Hi,
I am wondering if anyone knows the physics behind why some of the lipid/MM peaks in MRS are inverted?
Here is an example: both of these spectra were taken from the same person in the same PRESS sequence. (concentrate on the post-alignment images)
I know that lactate can show as an inverted couplet at a specific TE (~144ms) is this the same for lipids/MMs?
I used a TE of 40ms on a Siemens Skyra 3T magnet.
-Nella
I have seen this happen with Philips data, and I’ve convinced myself that it can be caused by small side lobes of the excitation pulse profile. At least on Philips, we know that the phase of these side lobes is negative. If the slice-selective gradient directions and voxel placement just happen to be right (or well, wrong), the lipids are hit smack by the anti-phased side lobe.
I don’t recall the Siemens profile (and we weren’t allowed to show it in that paper), but I wouldn’t be surprised if there is a similar negative dip. I don’t think this could be a J-modulation thing at 40 ms.
Hi,
where are both voxels located and did you use outer volume suppression? I can also imagine that it’s a combination from outer voxel contamination and B0 inhomogeneities, so that the lipid signal isn’t refocused from the 180° pulses and has the right phase from the inhomogeneities.
Best,
Heiner
Hi Heiner,
Thank you for your answer.
Both of the voxels are in the same location:
-Nella
Hi,
Thank you for the response. I hadn’t heard of this before, and it sounds like a very probable cause. I will read that paper on the subject.
-Nella
If you’re using the stock Siemens sequence, there is no outer volume suppression (like in the Minnesota sequence), although you can add a couple of saturation bands around the voxel.
This one seems a little too far away from the edge of the brain to be contaminated by lipids in the first place. Do these participants tend to move more than others?
Finally, having seen a couple of your spectra now, they seem very low-SNR. What are you trying to measure/accomplish?
I am using a stock Siemens sequence, but it is for MRS. Also I just learnt about the saturation bands, so I will try to use those in the future.
My participants are pretty good at staying still, since they are my colleagues and they know how the magnet works.
I am trying to see if it is possible to conduct a reliable fMRS study with our 3T scanner. So in this case we had the participant close their eyes and open them and see if there is a change in Glu, Gln or Glx.

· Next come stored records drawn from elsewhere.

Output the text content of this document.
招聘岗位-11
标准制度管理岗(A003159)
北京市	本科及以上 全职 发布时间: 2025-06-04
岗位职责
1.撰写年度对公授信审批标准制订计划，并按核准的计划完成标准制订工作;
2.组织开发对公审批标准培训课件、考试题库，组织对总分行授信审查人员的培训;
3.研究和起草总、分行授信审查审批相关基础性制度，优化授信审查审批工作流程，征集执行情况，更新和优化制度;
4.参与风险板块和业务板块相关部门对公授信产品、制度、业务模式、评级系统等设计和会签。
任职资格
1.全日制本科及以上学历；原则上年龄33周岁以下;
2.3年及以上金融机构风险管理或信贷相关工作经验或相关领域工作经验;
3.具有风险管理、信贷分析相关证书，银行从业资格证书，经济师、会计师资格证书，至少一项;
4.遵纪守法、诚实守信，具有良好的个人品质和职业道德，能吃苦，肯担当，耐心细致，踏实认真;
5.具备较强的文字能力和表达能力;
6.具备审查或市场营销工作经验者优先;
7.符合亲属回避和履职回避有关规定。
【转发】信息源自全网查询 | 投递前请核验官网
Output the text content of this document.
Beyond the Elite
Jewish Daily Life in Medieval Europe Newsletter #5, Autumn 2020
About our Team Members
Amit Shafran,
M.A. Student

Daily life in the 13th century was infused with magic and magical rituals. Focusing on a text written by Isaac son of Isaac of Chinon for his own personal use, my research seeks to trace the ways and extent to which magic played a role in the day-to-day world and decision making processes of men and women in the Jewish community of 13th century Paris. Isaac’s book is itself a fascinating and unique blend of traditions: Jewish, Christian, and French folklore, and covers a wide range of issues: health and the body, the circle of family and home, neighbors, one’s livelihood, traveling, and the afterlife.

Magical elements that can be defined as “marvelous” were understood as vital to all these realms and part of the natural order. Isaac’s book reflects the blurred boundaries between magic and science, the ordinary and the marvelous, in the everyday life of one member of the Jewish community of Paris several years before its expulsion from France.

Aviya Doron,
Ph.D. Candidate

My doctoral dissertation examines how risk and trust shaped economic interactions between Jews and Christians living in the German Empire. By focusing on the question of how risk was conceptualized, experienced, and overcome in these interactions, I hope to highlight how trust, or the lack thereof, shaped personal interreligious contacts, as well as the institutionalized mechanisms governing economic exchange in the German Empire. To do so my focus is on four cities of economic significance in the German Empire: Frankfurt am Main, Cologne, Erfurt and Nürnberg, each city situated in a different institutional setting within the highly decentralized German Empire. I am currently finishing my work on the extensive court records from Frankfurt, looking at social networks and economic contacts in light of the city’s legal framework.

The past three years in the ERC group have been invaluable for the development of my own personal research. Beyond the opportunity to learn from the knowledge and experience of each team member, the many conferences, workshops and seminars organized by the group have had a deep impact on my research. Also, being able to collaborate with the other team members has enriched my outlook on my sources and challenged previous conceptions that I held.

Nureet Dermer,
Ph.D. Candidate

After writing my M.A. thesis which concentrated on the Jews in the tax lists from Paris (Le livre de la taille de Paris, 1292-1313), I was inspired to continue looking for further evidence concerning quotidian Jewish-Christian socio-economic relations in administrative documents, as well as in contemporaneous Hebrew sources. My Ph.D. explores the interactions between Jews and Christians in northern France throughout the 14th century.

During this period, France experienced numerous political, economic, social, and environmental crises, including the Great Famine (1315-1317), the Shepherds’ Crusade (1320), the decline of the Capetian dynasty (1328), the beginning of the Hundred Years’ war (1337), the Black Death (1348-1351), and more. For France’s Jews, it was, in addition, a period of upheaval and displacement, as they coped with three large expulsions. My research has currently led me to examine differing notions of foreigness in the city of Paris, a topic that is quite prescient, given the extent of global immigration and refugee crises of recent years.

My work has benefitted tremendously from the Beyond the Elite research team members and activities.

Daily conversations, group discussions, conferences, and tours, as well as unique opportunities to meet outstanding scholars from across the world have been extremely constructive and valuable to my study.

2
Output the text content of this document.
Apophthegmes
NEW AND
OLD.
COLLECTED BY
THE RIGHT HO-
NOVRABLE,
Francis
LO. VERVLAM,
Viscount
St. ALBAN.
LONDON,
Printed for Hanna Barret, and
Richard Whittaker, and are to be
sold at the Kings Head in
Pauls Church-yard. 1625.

In this particular case I also wanted to see what the spectra looked separately, but usually when I have multiple spectra and I average them I get SNR of 35-50 which is still quite low. I have decided to make the voxel a little bigger for my next scan, but do you have any other recomendations for improving the SNR?
Hi Nella,
have I understood it right that the two spectra are from one measurement? When you can exclude movement, you have to take the phase cycle into account. In a phase cycle, the lipid signals from outside the voxel can also alternate (and in one phase cycle the lipid signal will be cancelled out).
Maybe this sequence can also be interesting for you:
Best,
Heiner
Not a lot, other than making sure that the shim is as good as it gets. Not to discourage you, but fMRS is hard. Have you done ‘conventional’ MRS before?
I’m also curious about the experimental design - what are the conditions? We have helped with a study on eyes-open vs eyes-closed that you have probably seen (Opposite Dynamics of GABA and Glutamate Levels in the Occipital Cortex during Visual Processing - PubMed (nih.gov)). If there are any changes in Glu or Glx (you won’t get to Gln reliably at that SNR), they will be tiny, so you need lots of scan time and participants to get sufficient power.
edit: also, if the conditions are eyes closed vs eyes open… are you considering a visual cortex voxel instead of the white matter one you tried here?
Thank you for all of your help.
I have been working on a little bit of everything. So I mixed up here. That particular voxel placement was just to see how the different voxel locations change the SNR and how close to the scalp do we have to be. The eyes-open eyes-closed was done at the visual cortex.
The experimantal design for the visual cortex experiment was very simple. I had my participant in the scanner and first took a baseline measurement (50 averages) and water reference data, then I asked the participant to consentrate on a cross with eyes open and again took the 50averages, then I asked them to close their eyes (50 ave), concentrate on the cross again (50) and lastly again close (50). At that point I was and am still very new to fMRS, so I didn’t know how many averages you needed for a good spectra and I have now changed my design a lot. Now I usually take 4-8 timepoints from each scenario and each timepoint has 16 spectra to average.
I hope you understood from my explanation, English is not my first language.